Jakarta, Kompas -
Demikian diungkapkan Direktur Jenderal Bina Usaha Kehutanan Kementerian Kehutanan Iman Santoso di Jakarta, Senin (26/9). Iman memimpin delegasi Pemerintah Indonesia ke Brussel, Belgia, untuk sosialisasi VPA kehutanan kepada pejabat Kedutaan Besar RI dan pejabat ekonomi perwakilan di negara-negara Eropa, 14-16 September.
Iman juga bertemu Direktur Jenderal Lingkungan Uni Eropa Karl Falkenberg, melanjutkan pertemuan Menteri Kehutanan Zulkifli Hasan dan Komisioner Perdagangan Uni Eropa Karel de Gucht di Jakarta, 4 Mei 2011. Dalam kesempatan itu, Iman menyampaikan kekhawatiran kemungkinan Uni Eropa membuat VPA dengan Malaysia, yang tidak memasukkan Sabah dan Sarawak dalam nota perjanjian itu.
”Kalau ada kayu bernilai tinggi yang khas Indonesia tetapi dilegalisasi negara lain, misalnya merbau, kami minta supaya jangan dibiarkan masuk ke pasar Eropa. Mereka menjamin hal itu tidak akan terjadi,” ujarnya.
Malaysia dan Eropa sempat akan menandatangani VPA tahun 2008. Namun, rencana itu gagal setelah Indonesia mengancam membatalkan VPA karena protes dengan Malaysia yang menampung kayu hasil pembalakan liar di Kalimantan.
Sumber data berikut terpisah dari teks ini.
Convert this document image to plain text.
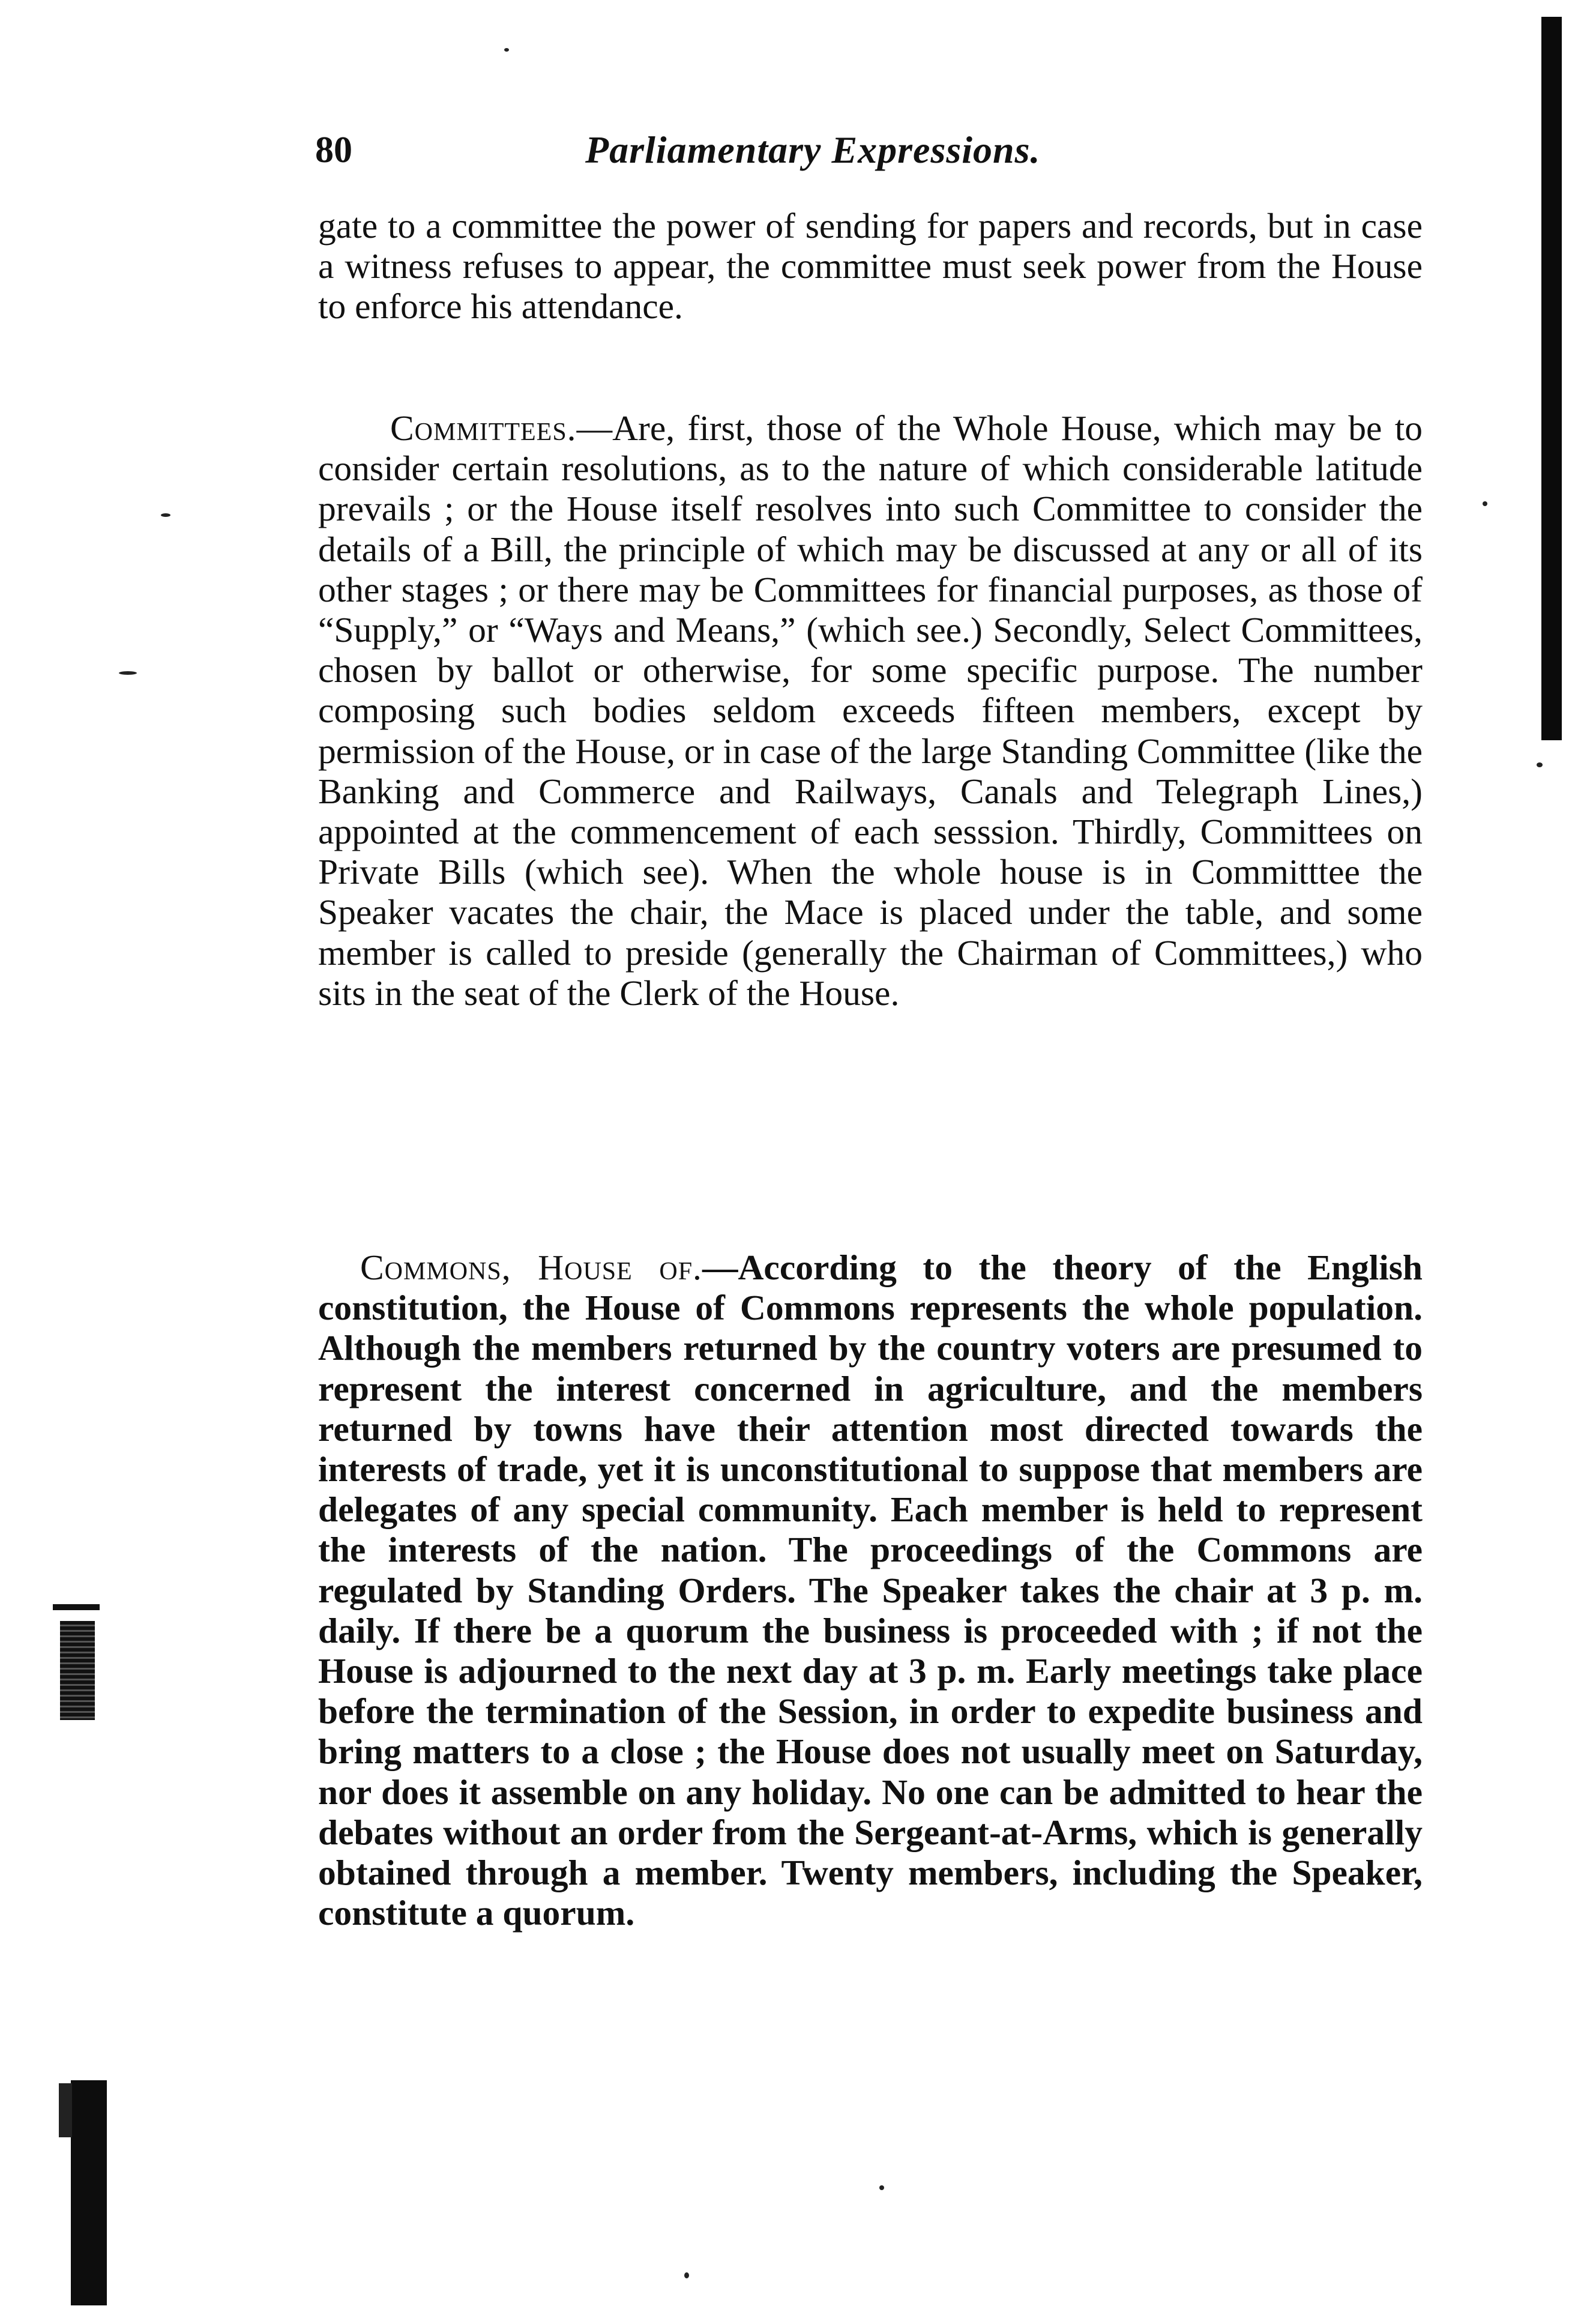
80	Parliamentary Expressions.

gate to a committee the power of sending for papers and records, but in case a witness refuses to appear, the committee must seek power from the House to enforce his attendance.

Committees.—Are, first, those of the Whole House, which may be to consider certain resolutions, as to the nature of which considerable latitude prevails ; or the House itself resolves into such Committee to consider the details of a Bill, the principle of which may be discussed at any or all of its other stages ; or there may be Committees for financial purposes, as those of “Supply,” or “Ways and Means,” (which see.) Secondly, Select Committees, chosen by ballot or otherwise, for some specific purpose. The number composing such bodies seldom exceeds fifteen members, except by permission of the House, or in case of the large Standing Committee (like the Banking and Commerce and Railways, Canals and Telegraph Lines,) appointed at the commencement of each sesssion. Thirdly, Committees on Private Bills (which see). When the whole house is in Committtee the Speaker vacates the chair, the Mace is placed under the table, and some member is called to preside (generally the Chairman of Committees,) who sits in the seat of the Clerk of the House.

Commons, House of.—According to the theory of the English constitution, the House of Commons represents the whole population. Although the members returned by the country voters are presumed to represent the interest concerned in agriculture, and the members returned by towns have their attention most directed towards the interests of trade, yet it is unconstitutional to suppose that members are delegates of any special community. Each member is held to represent the interests of the nation. The proceedings of the Commons are regulated by Standing Orders. The Speaker takes the chair at 3 p. m. daily. If there be a quorum the business is proceeded with ; if not the House is adjourned to the next day at 3 p. m. Early meetings take place before the termination of the Session, in order to expedite business and bring matters to a close ; the House does not usually meet on Saturday, nor does it assemble on any holiday. No one can be admitted to hear the debates without an order from the Sergeant-at-Arms, which is generally obtained through a member. Twenty members, including the Speaker, constitute a quorum.
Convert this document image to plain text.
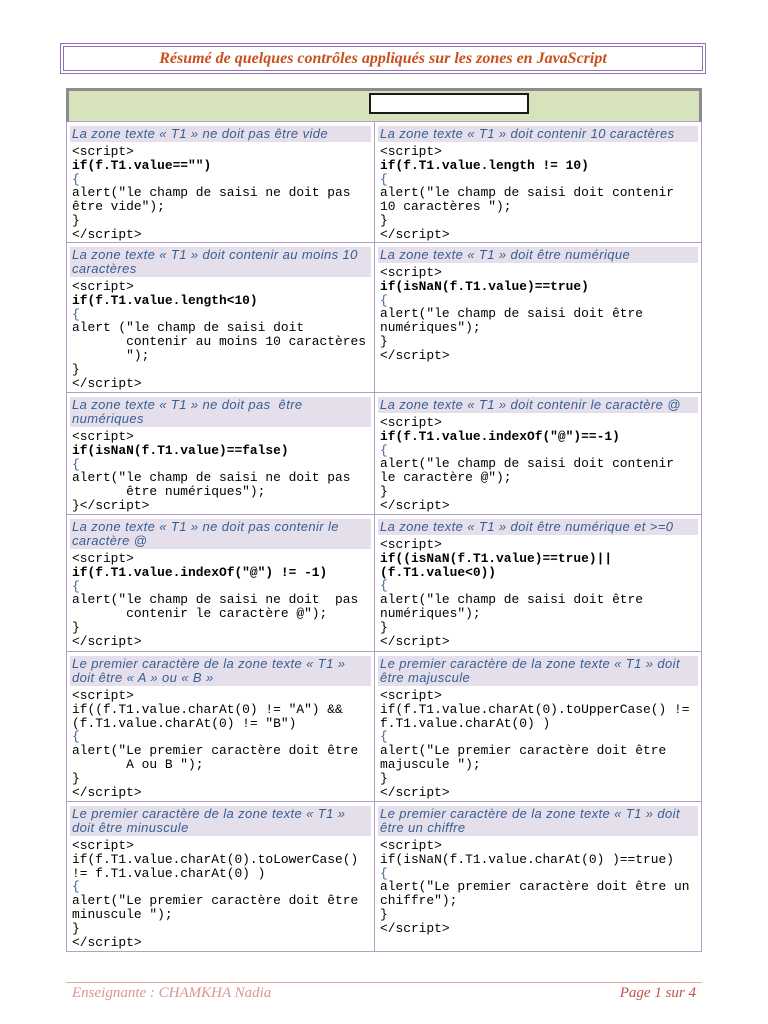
Résumé de quelques contrôles appliqués sur les zones en JavaScript
La zone texte « T1 » ne doit pas être vide
<script>
if(f.T1.value=="")
{
alert("le champ de saisi ne doit pas
être vide");
}
</script>
La zone texte « T1 » doit contenir 10 caractères
<script>
if(f.T1.value.length != 10)
{
alert("le champ de saisi doit contenir
10 caractères ");
}
</script>
La zone texte « T1 » doit contenir au moins 10 caractères
<script>
if(f.T1.value.length<10)
{
alert ("le champ de saisi doit
contenir au moins 10 caractères
");
}
</script>
La zone texte « T1 » doit être numérique
<script>
if(isNaN(f.T1.value)==true)
{
alert("le champ de saisi doit être
numériques");
}
</script>
La zone texte « T1 » ne doit pas  être numériques
<script>
if(isNaN(f.T1.value)==false)
{
alert("le champ de saisi ne doit pas
être numériques");
}</script>
La zone texte « T1 » doit contenir le caractère @
<script>
if(f.T1.value.indexOf("@")==-1)
{
alert("le champ de saisi doit contenir
le caractère @");
}
</script>
La zone texte « T1 » ne doit pas contenir le caractère @
<script>
if(f.T1.value.indexOf("@") != -1)
{
alert("le champ de saisi ne doit  pas
contenir le caractère @");
}
</script>
La zone texte « T1 » doit être numérique et >=0
<script>
if((isNaN(f.T1.value)==true)||
(f.T1.value<0))
{
alert("le champ de saisi doit être
numériques");
}
</script>
Le premier caractère de la zone texte « T1 » doit être « A » ou « B »
<script>
if((f.T1.value.charAt(0) != "A") &&
(f.T1.value.charAt(0) != "B")
{
alert("Le premier caractère doit être
A ou B ");
}
</script>
Le premier caractère de la zone texte « T1 » doit être majuscule
<script>
if(f.T1.value.charAt(0).toUpperCase() !=
f.T1.value.charAt(0) )
{
alert("Le premier caractère doit être
majuscule ");
}
</script>
Le premier caractère de la zone texte « T1 » doit être minuscule
<script>
if(f.T1.value.charAt(0).toLowerCase()
!= f.T1.value.charAt(0) )
{
alert("Le premier caractère doit être
minuscule ");
}
</script>
Le premier caractère de la zone texte « T1 » doit être un chiffre
<script>
if(isNaN(f.T1.value.charAt(0) )==true)
{
alert("Le premier caractère doit être un
chiffre");
}
</script>
Enseignante : CHAMKHA Nadia	Page 1 sur 4
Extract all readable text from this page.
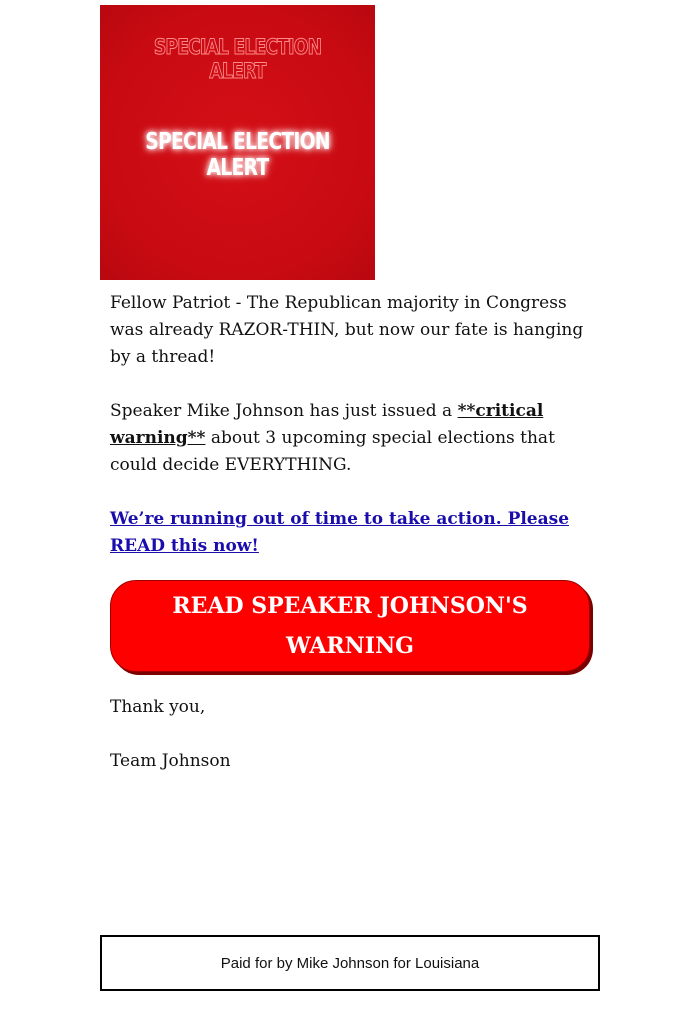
SPECIAL ELECTION ALERT
SPECIAL ELECTION ALERT

Fellow Patriot - The Republican majority in Congress was already RAZOR-THIN, but now our fate is hanging by a thread!

Speaker Mike Johnson has just issued a **critical warning** about 3 upcoming special elections that could decide EVERYTHING.

We’re running out of time to take action. Please READ this now!

READ SPEAKER JOHNSON'S WARNING

Thank you,

Team Johnson

Paid for by Mike Johnson for Louisiana
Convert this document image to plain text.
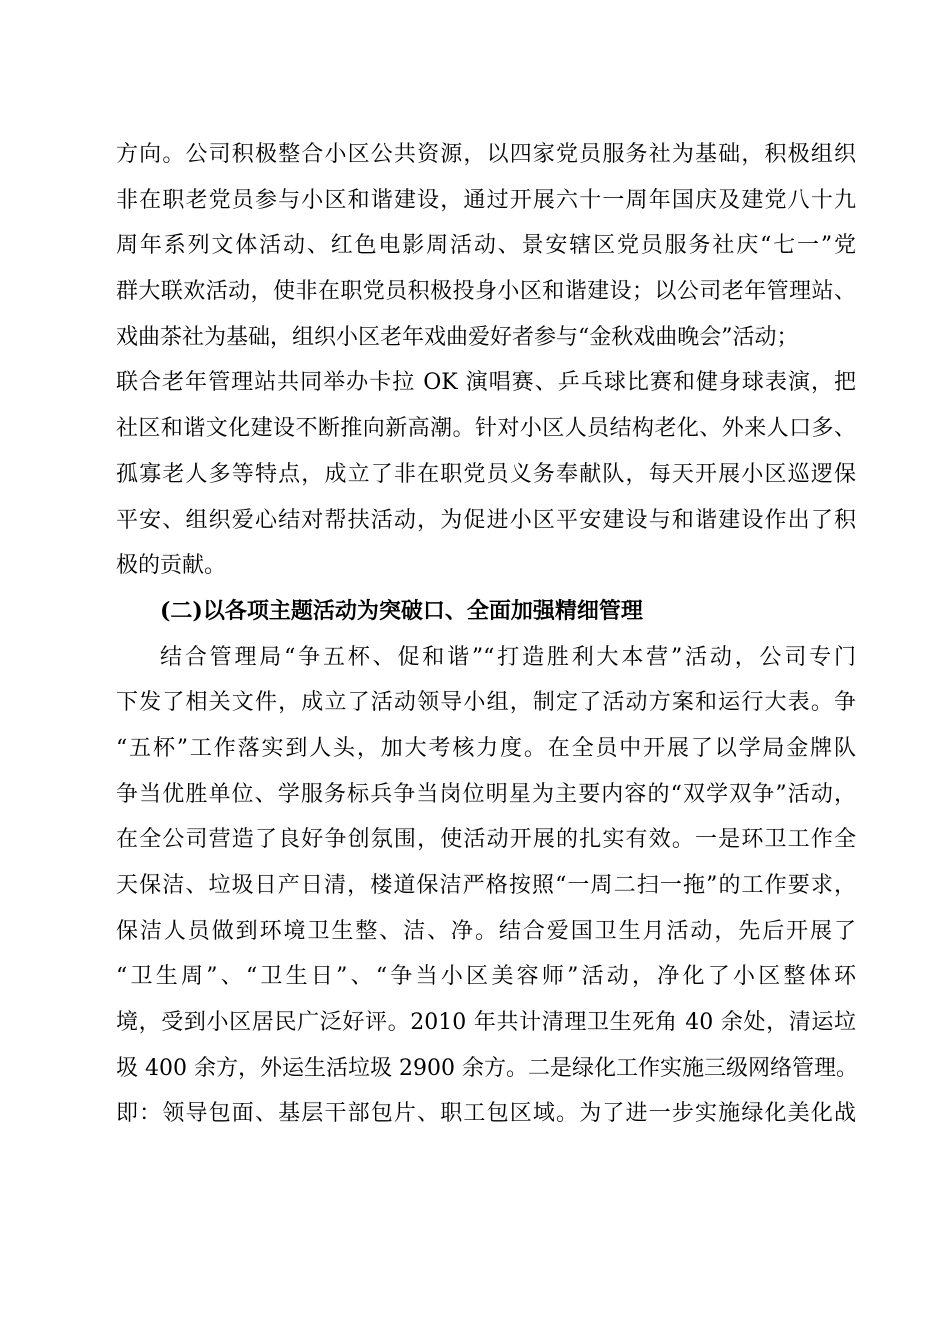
方向。公司积极整合小区公共资源，以四家党员服务社为基础，积极组织
非在职老党员参与小区和谐建设，通过开展六十一周年国庆及建党八十九
周年系列文体活动、红色电影周活动、景安辖区党员服务社庆“七一”党
群大联欢活动，使非在职党员积极投身小区和谐建设；以公司老年管理站、
戏曲茶社为基础，组织小区老年戏曲爱好者参与“金秋戏曲晚会”活动；
联合老年管理站共同举办卡拉 OK 演唱赛、乒乓球比赛和健身球表演，把
社区和谐文化建设不断推向新高潮。针对小区人员结构老化、外来人口多、
孤寡老人多等特点，成立了非在职党员义务奉献队，每天开展小区巡逻保
平安、组织爱心结对帮扶活动，为促进小区平安建设与和谐建设作出了积
极的贡献。

(二)以各项主题活动为突破口、全面加强精细管理

结合管理局“争五杯、促和谐”“打造胜利大本营”活动，公司专门
下发了相关文件，成立了活动领导小组，制定了活动方案和运行大表。争
“五杯”工作落实到人头，加大考核力度。在全员中开展了以学局金牌队
争当优胜单位、学服务标兵争当岗位明星为主要内容的“双学双争”活动，
在全公司营造了良好争创氛围，使活动开展的扎实有效。一是环卫工作全
天保洁、垃圾日产日清，楼道保洁严格按照“一周二扫一拖”的工作要求，
保洁人员做到环境卫生整、洁、净。结合爱国卫生月活动，先后开展了
“卫生周”、“卫生日”、“争当小区美容师”活动，净化了小区整体环
境，受到小区居民广泛好评。2010 年共计清理卫生死角 40 余处，清运垃
圾 400 余方，外运生活垃圾 2900 余方。二是绿化工作实施三级网络管理。
即：领导包面、基层干部包片、职工包区域。为了进一步实施绿化美化战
Direktur Bina Pengolahan dan Pemasaran Hasil Hutan Kemhut Muhammad Firman menambahkan, pemerintah terus menyosialisasikan perjanjian ini kepada pemangku kepentingan. Produk yang memiliki sertifikat berbasis Sertifikasi Verifikasi Legalitas Kayu (SVLK) akan masuk garis hijau bea dan cukai saat masuk pelabuhan di Eropa saat Regulasi Perkayuan UE berlaku 3 Maret 2013.
Sedikitnya 125 industri pengolahan hasil hutan dan kayu dan 30 unit manajemen pengusahaan hutan alam dan tanaman telah memiliki sertifikat SVLK. Untuk pengusaha kecil dan menengah, pemerintah akan membantu mereka.
”Beberapa industri akan digabung untuk disertifikasi agar biayanya murah. Pasar Eropa penting karena standar mereka kerap menjadi acuan kebijakan negara lain,” ujarnya.
Secara terpisah, Direktur Eksekutif Greenomics Indonesia Elfian Effendi mengatakan, pemerintah memang harus membantu usaha kecil dan menengah soal sertifikasi. Mata rantai sumber bahan baku semakin terbuka dan dapat diakses pasar serta konsumen di Eropa.
Namun, Elfian mengingatkan, negara-negara Eropa juga harus membongkar mafia yang memasok kayu ilegal ke negara itu. Dia mencontohkan, banyak produk kayu bercap ekolabel palsu yang beredar di pasar Eropa. ”Fakta ini sebetulnya memalukan,” ujarnya.